Wednesday, January 23, 2013

tour de family lesson number one.

Breakfast yesterday morning and most mornings with little variations: curried lentils with mushrooms, some kind of green, leafy thing. Cabbage with lemon and olive oil. Persimmon with mustard-lemon dressing. Green tea and an orange.

I'm not vegetarian because cheeseburgers are just too damn delicious, but I eat little meat.

I was a fat fuck kid, and I was mercilessly tortured for it.  Well, I was the fat fuck kid who was also ugly and the perpetual new kid in class:  four jr. high schools, five high schools, all in different states and all in the middle of a school year.  Highschool was awesome!

When you're fat you acquire additional fat cells.  If you lose weight you don't lessen the fat cells, they just stick around begging to be fed.  Also, your body changes and remains permanently disgusting. 
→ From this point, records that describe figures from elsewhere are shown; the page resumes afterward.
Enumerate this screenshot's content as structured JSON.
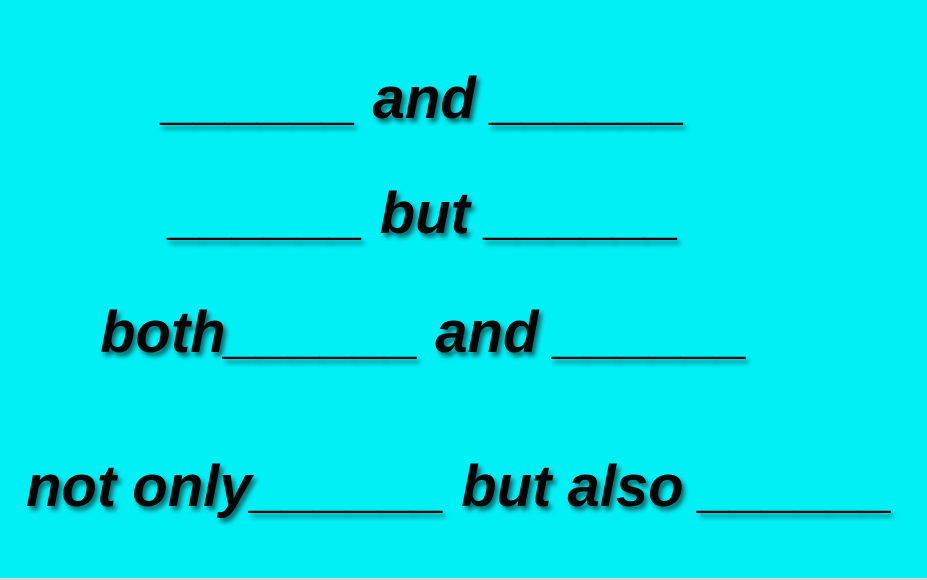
{
  "slide": {
    "background_color": "#00F0F6",
    "text_color": "#050505",
    "lines": [
      {
        "text": "______ and ______"
      },
      {
        "text": "______ but ______"
      },
      {
        "text": "both______ and ______"
      },
      {
        "text": "not only______ but also ______"
      }
    ]
  }
}
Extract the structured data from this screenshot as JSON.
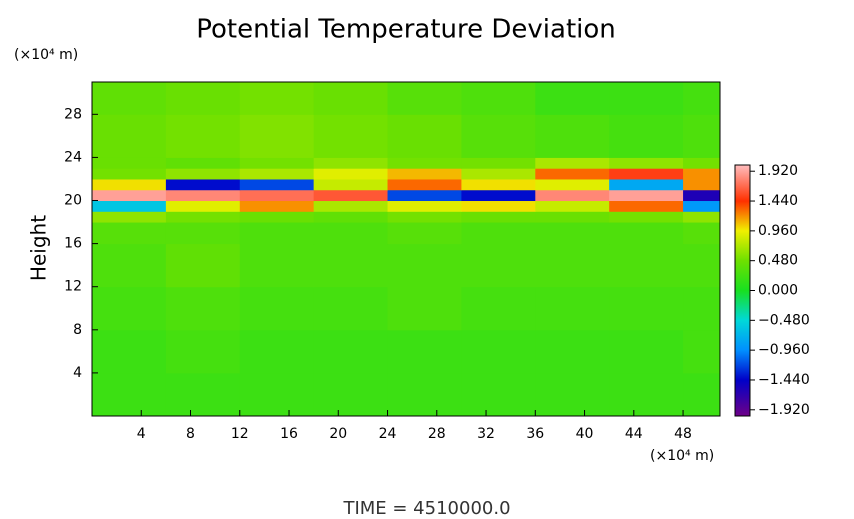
{
  "chart_data": {
    "type": "heatmap",
    "title": "Potential Temperature Deviation",
    "y_label": "Height",
    "y_unit": "(×10⁴ m)",
    "x_unit": "(×10⁴ m)",
    "footer": "TIME = 4510000.0",
    "xlim": [
      0,
      51
    ],
    "ylim": [
      0,
      31
    ],
    "xticks": [
      4,
      8,
      12,
      16,
      20,
      24,
      28,
      32,
      36,
      40,
      44,
      48
    ],
    "yticks": [
      4,
      8,
      12,
      16,
      20,
      24,
      28
    ],
    "x": [
      0,
      6,
      12,
      18,
      24,
      30,
      36,
      42,
      48,
      51
    ],
    "y": [
      0,
      4,
      8,
      12,
      16,
      18,
      19,
      20,
      21,
      22,
      23,
      24,
      28,
      31
    ],
    "z": [
      [
        0.2,
        0.2,
        0.2,
        0.2,
        0.2,
        0.2,
        0.2,
        0.2,
        0.2
      ],
      [
        0.2,
        0.25,
        0.2,
        0.2,
        0.2,
        0.2,
        0.2,
        0.2,
        0.25
      ],
      [
        0.25,
        0.3,
        0.25,
        0.25,
        0.3,
        0.25,
        0.25,
        0.25,
        0.25
      ],
      [
        0.3,
        0.4,
        0.3,
        0.3,
        0.3,
        0.3,
        0.3,
        0.3,
        0.3
      ],
      [
        0.35,
        0.35,
        0.3,
        0.3,
        0.35,
        0.3,
        0.3,
        0.3,
        0.35
      ],
      [
        0.6,
        0.5,
        0.45,
        0.4,
        0.5,
        0.45,
        0.45,
        0.5,
        0.6
      ],
      [
        -0.6,
        0.9,
        1.2,
        0.7,
        0.9,
        1.0,
        0.8,
        1.3,
        -0.9
      ],
      [
        1.9,
        1.8,
        1.7,
        1.6,
        -1.2,
        -1.4,
        1.8,
        1.9,
        -1.6
      ],
      [
        1.0,
        -1.4,
        -1.2,
        0.8,
        1.3,
        1.0,
        0.9,
        -0.8,
        1.2
      ],
      [
        0.5,
        0.6,
        0.7,
        0.9,
        1.1,
        0.7,
        1.3,
        1.5,
        1.2
      ],
      [
        0.45,
        0.4,
        0.5,
        0.6,
        0.5,
        0.5,
        0.7,
        0.6,
        0.5
      ],
      [
        0.45,
        0.5,
        0.55,
        0.5,
        0.45,
        0.35,
        0.3,
        0.25,
        0.3
      ],
      [
        0.4,
        0.45,
        0.5,
        0.45,
        0.35,
        0.3,
        0.2,
        0.2,
        0.25
      ]
    ],
    "clim": [
      -2.02,
      2.02
    ],
    "colormap": [
      {
        "value": -2,
        "color": "#6a008a"
      },
      {
        "value": -1.44,
        "color": "#0000c8"
      },
      {
        "value": -0.96,
        "color": "#0090ff"
      },
      {
        "value": -0.48,
        "color": "#00d8d8"
      },
      {
        "value": 0,
        "color": "#18e020"
      },
      {
        "value": 0.48,
        "color": "#6ee000"
      },
      {
        "value": 0.96,
        "color": "#f0f000"
      },
      {
        "value": 1.44,
        "color": "#ff3000"
      },
      {
        "value": 2,
        "color": "#ffb8b8"
      }
    ],
    "cticks": [
      {
        "value": 1.92,
        "label": "1.920"
      },
      {
        "value": 1.44,
        "label": "1.440"
      },
      {
        "value": 0.96,
        "label": "0.960"
      },
      {
        "value": 0.48,
        "label": "0.480"
      },
      {
        "value": 0,
        "label": "0.000"
      },
      {
        "value": -0.48,
        "label": "−0.480"
      },
      {
        "value": -0.96,
        "label": "−0.960"
      },
      {
        "value": -1.44,
        "label": "−1.440"
      },
      {
        "value": -1.92,
        "label": "−1.920"
      }
    ]
  }
}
Line up, ladies, it can all be yours!

Because I lack health insurance, I've no option but to help myself, to do whatever I can to keep myself healthy. This means I can't keep shoving fritos into my fat-fuck face and then expect insurance to pay for surgery because I'm too lazy to stop.  It also means I can't eat pineapple for three days and then a gallon of ice-cream and then sigh and whine, Diets never work!  Also, this means when I get diagnosed with Type-2 diabetes I have to maybe look at how I got there and then change those archaic and ignorant habits.

Story 1.   For breakfast you eat corn flakes, someone else eats bagels, someone eats nothing and I eat lentils, it's that simple and that unremarkable.  I boil up a batch, throw them in the fridge, and warm some up every morning just like instant oatmeal.  Fast, easy, accessible. No less than half a dozen times my father watched me do this and with an almost incredulous anger sputtered, "I mean my god, who taught you to eat like that?"

Story 2.  We are having dinner out.  My dad's diabetic, insulin-taking wife is seated to my right.  My newly diagnosed diabetic brother is seated to my left.  It is dessert.  Most people pass.  My dad's wife leans across me and asks my brother, "Do you want to split a creme brulee for dessert?"  When he says he probably shouldn't, she endeavors to talk him into it.  Awww...c'mon, she cajoles.   Then we go home and she shoots up more insulin.

Tour de Family Lesson Number One.  If you're a fat fuck diabetic who relies on insulin over lifestyle change to keep you going, that's okay, everyone feels sorry for you because you have diabetes.  If you own your own actions and have taken steps to never get there, people make fun of you and practically curse you for being so 'weird!'

My father felt sorry for my brother.  My father was angry at me.